Harvard dean who oversaw eMail searches to step down


Hammonds created the university’s first bisexual, gay, lesbian, transgender, and queer (BGLTQ) student life office.

The Harvard University administrator who authorized the secret search of staff eMail accounts following the university’s cheating scandal last year has resigned from her position as dean of Harvard College.

Evelynn M. Hammonds announced Tuesday that she would step down as dean on July 1 to focus on teaching and research in the department of African and African American Studies and the department of History of Science, according to a Harvard press release.

“I am looking forward to redesigning my classes in light of new technologies and modes of teaching, and I’m eager to return to my teaching and research on race, genomics and gender in science and medicine,” Hammonds stated.

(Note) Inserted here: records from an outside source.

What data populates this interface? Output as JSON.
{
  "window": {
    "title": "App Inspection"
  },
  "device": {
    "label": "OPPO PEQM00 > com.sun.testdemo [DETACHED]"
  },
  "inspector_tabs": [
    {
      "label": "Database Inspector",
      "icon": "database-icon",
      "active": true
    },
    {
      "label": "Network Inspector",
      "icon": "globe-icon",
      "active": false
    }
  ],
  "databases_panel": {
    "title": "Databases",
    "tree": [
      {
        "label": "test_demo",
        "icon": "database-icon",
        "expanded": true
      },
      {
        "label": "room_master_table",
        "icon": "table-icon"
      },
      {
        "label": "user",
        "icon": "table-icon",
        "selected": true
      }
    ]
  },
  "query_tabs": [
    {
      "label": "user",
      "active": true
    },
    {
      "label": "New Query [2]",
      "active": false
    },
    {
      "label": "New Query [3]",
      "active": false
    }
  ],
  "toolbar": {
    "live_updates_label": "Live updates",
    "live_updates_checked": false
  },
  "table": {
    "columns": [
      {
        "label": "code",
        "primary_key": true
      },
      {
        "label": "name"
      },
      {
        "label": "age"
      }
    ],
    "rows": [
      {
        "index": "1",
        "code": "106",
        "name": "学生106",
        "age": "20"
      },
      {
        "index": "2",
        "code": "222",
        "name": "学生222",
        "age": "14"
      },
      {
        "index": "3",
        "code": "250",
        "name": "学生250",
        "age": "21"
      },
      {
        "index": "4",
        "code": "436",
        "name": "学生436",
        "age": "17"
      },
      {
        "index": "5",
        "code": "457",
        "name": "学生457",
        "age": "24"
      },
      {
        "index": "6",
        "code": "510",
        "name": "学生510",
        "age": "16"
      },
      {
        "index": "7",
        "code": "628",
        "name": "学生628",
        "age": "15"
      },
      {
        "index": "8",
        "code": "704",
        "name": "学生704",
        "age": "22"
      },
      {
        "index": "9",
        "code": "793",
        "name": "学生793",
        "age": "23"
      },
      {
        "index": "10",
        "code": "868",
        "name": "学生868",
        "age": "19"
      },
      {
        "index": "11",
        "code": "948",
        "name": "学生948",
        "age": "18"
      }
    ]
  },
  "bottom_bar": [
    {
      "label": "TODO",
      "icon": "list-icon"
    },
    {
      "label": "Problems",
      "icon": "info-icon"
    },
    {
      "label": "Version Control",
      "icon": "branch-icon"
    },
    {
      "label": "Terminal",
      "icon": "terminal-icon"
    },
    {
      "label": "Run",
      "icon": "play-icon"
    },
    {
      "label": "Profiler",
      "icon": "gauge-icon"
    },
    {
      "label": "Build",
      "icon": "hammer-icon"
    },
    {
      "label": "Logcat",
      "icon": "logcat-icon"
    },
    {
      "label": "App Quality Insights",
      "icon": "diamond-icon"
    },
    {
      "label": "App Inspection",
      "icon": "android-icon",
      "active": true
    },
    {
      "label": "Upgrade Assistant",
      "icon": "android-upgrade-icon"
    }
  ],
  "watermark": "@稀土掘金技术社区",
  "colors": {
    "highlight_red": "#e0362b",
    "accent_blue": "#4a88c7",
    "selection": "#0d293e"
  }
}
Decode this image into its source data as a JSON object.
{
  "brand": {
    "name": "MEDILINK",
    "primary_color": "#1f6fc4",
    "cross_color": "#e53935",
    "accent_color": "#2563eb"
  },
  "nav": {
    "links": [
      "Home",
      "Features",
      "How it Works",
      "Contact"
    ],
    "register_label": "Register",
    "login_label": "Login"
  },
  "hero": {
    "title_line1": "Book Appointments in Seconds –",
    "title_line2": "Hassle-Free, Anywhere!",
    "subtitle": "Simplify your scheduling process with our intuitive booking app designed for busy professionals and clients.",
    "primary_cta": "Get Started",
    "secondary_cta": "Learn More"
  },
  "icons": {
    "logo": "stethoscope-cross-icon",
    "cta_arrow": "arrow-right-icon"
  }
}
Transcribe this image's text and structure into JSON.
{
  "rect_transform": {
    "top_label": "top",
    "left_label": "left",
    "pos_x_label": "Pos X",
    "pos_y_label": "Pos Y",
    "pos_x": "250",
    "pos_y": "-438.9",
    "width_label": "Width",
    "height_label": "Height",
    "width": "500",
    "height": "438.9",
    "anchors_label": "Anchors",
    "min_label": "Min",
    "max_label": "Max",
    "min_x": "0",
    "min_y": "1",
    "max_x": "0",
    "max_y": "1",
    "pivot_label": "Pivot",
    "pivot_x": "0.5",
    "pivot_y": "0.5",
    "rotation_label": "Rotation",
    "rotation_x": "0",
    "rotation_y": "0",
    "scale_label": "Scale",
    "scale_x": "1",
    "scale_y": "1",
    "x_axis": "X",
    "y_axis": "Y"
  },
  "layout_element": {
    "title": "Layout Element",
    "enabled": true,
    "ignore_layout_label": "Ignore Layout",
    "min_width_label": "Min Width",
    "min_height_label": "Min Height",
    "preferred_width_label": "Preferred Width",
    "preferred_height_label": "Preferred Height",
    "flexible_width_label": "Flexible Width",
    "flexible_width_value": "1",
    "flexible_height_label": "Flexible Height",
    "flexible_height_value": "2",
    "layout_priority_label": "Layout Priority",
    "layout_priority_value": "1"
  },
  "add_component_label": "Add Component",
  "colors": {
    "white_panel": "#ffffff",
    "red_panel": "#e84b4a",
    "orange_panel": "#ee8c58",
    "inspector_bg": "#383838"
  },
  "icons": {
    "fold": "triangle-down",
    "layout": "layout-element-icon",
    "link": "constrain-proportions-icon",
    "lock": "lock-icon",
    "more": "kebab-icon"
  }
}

Hammonds, who has served as dean for five years, led several major initiatives while in the position, including the launch of Harvard’s general education program.  She also helped create the university’s first bisexual, gay, lesbian, transgender, and queer (BGLTQ) student life office.

She was the first African-American and the first woman to be named dean of the college.

Controversy crept into her legacy last summer, however, when Harvard announced that more than 100 students may have cheated on a take-home exam. As the university investigated the case, some details found their way to the student newspaper, the Harvard Crimson. Earlier this year, the Boston Globe reported that administrators searched the eMail accounts of 16 resident deans to find how the information was leaked.

See Page 2 for how the campus reacted to the eMail searches. 

Most of the resident deans had no idea the searches had taken place until reading of them in the Globe.

The revelation led to outrage among faculty and staff, despite the university claiming to have only searched eMail subject lines. Hammonds received the brunt of the criticism after she later admitted to ordering a second, more involved search of two eMail accounts belonging to one of the resident deans.

In April, the Harvard Crimson called for the dean’s resignation.

The university did not mention the email searches or the cheating scandal in the release, and said stepping down was Hammond’s choice so she can better focus on scholarship, research and teaching. Following a sabbatical, she will lead a new program for the Study of Race and Gender in Science and Medicine at Harvard’s W.E.B Du Bois Institute.

“Being dean of Harvard College has been an immensely rewarding experience for me, but I miss engaging deeply with my scholarship and teaching,” Hammonds said.